When we spoke with Bill Coggin, he mentioned treatment optimization as a potential source of further cost savings in PEPFAR. Can you define what you mean by treatment optimization? Is this in reference to treating people with D4T versus tenofovir? How is PEPFAR working to evaluate this? What kind of savings are you seeing/hoping to see?
Treatment optimization, as outlined in WHO and UNAIDS Treatment 2.0 Framework, requires attention to improving and streamlining the full spectrum of services, drugs and other commodities needed to support treatment for individuals living with HIV. I outlined PEPFAR’s engagement with the activities outlined in this framework in a recent talk at the World Health Assembly. While it does promote rapid movement to better antiretroviral regimens as you suggest, it also involves the adoption of fixed dose combinations, a key priority of PEPFAR over the next year. Additionally, it includes working with manufacturers to demonstrate our collective demand for better molecules and formulations to suit the people in our programs, who in many areas have high rates of HIV-related tuberculosis and malaria, and in whom antiretroviral treatment during pregnancy is a common issue.

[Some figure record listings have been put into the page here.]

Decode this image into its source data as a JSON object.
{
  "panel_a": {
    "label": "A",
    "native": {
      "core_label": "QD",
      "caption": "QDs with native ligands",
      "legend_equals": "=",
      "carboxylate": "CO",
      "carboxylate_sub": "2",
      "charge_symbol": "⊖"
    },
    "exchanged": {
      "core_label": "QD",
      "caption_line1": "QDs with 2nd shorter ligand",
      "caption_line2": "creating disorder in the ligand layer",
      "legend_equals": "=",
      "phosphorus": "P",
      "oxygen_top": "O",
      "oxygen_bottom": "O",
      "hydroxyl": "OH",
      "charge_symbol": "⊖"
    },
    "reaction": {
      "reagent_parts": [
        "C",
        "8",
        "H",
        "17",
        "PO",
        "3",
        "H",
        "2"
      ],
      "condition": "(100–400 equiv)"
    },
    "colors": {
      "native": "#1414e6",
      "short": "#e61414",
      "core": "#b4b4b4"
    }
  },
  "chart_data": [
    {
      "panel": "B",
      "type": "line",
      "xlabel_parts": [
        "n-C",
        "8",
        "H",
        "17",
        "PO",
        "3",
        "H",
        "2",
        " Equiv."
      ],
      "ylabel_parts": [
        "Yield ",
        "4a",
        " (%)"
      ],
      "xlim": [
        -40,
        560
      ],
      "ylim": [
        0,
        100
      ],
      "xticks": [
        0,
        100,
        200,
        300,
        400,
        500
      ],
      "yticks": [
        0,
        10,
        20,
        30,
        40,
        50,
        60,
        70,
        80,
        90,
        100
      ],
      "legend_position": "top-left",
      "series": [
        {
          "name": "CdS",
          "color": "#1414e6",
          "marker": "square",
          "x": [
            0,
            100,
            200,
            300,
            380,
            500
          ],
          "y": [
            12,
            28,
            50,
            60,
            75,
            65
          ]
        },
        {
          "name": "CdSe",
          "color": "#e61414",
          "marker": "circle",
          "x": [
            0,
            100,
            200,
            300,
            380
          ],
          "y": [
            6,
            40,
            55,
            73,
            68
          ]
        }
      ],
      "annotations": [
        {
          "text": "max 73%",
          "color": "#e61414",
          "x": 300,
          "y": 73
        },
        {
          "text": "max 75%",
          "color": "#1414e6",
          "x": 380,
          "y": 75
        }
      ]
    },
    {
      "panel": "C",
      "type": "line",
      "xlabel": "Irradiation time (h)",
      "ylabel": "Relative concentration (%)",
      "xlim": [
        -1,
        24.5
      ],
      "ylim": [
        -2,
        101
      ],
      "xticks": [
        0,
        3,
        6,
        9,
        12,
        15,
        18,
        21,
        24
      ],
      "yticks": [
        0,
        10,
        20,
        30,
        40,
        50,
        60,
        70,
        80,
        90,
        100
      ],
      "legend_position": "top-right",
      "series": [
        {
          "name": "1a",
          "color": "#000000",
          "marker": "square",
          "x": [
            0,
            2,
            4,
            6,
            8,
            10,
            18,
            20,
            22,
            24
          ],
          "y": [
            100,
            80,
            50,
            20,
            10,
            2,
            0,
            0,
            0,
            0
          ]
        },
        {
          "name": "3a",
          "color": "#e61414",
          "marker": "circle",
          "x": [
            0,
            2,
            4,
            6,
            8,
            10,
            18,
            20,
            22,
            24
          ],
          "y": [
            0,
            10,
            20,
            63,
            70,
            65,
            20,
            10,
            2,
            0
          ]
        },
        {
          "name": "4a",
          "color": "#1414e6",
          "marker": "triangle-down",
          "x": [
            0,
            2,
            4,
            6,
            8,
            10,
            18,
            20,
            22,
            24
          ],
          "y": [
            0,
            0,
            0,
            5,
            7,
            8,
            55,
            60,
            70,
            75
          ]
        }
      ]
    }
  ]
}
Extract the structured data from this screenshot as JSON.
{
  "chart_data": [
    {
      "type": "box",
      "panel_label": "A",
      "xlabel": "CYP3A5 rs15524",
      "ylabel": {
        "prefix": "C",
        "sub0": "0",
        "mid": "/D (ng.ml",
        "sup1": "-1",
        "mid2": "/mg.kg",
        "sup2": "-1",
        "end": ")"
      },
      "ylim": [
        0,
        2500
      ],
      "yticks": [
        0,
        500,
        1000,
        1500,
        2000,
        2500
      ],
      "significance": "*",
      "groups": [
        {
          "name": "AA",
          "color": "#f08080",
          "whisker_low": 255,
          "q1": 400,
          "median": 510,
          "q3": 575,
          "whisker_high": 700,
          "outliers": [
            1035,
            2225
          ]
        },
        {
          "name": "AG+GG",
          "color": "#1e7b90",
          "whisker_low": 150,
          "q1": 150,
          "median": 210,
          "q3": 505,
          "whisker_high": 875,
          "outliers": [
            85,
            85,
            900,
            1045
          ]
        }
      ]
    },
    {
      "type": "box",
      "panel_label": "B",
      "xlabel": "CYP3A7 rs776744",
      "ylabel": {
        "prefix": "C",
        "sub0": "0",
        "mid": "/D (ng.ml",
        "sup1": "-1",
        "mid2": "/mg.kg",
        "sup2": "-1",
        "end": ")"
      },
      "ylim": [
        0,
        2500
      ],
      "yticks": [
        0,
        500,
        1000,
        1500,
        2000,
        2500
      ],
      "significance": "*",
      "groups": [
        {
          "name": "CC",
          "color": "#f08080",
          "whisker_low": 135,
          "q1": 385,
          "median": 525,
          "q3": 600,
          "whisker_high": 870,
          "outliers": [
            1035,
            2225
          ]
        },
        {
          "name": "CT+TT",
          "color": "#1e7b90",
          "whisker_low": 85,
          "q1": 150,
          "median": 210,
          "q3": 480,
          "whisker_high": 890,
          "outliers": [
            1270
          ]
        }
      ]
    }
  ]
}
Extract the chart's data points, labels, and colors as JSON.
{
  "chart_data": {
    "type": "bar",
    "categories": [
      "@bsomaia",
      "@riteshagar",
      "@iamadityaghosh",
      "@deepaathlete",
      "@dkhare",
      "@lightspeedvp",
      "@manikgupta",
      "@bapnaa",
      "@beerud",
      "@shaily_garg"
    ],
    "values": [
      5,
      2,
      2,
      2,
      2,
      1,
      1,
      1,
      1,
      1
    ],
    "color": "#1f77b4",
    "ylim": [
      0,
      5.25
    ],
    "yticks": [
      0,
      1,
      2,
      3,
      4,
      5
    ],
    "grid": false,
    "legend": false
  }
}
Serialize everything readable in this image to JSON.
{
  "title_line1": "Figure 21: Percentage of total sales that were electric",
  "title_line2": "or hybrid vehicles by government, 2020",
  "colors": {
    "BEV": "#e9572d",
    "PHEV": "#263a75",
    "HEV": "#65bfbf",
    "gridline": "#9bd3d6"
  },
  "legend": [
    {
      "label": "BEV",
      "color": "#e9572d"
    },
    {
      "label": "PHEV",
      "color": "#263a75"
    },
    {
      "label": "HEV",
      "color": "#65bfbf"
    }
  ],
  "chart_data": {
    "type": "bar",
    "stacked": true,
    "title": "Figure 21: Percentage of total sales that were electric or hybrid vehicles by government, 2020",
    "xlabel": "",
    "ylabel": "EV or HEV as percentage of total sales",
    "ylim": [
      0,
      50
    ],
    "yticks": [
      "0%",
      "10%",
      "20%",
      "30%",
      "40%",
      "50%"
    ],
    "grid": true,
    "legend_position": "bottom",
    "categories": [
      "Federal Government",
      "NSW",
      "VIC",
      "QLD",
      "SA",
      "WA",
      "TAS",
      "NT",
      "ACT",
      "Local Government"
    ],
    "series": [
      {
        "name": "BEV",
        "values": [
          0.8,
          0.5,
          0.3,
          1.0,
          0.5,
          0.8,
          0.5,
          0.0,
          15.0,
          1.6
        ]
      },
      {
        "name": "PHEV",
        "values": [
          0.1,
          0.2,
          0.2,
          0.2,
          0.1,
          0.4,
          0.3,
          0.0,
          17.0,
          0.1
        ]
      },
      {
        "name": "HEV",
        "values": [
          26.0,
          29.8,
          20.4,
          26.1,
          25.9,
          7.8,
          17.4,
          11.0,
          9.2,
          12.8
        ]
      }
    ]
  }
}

On the downstream side, we’re also working with SCMS to ensure less expensive delivery of drugs via water and land freight instead of air. Additionally, there are a full spectrum of clinical and programmatic interventions that may allow for more streamlined and efficient care delivery, such as visit spacing for stable ART patients, more selective use of laboratory testing, nurse-initiated ART and decentralization to primary healthcare settings — as we’re supporting in South Africa and Zambia. We’re engaged in a number of critical evaluations of these strategies and anticipate continued efficiency gains that will allow our programs to work with national governments and other donors to serve greater numbers of people in need.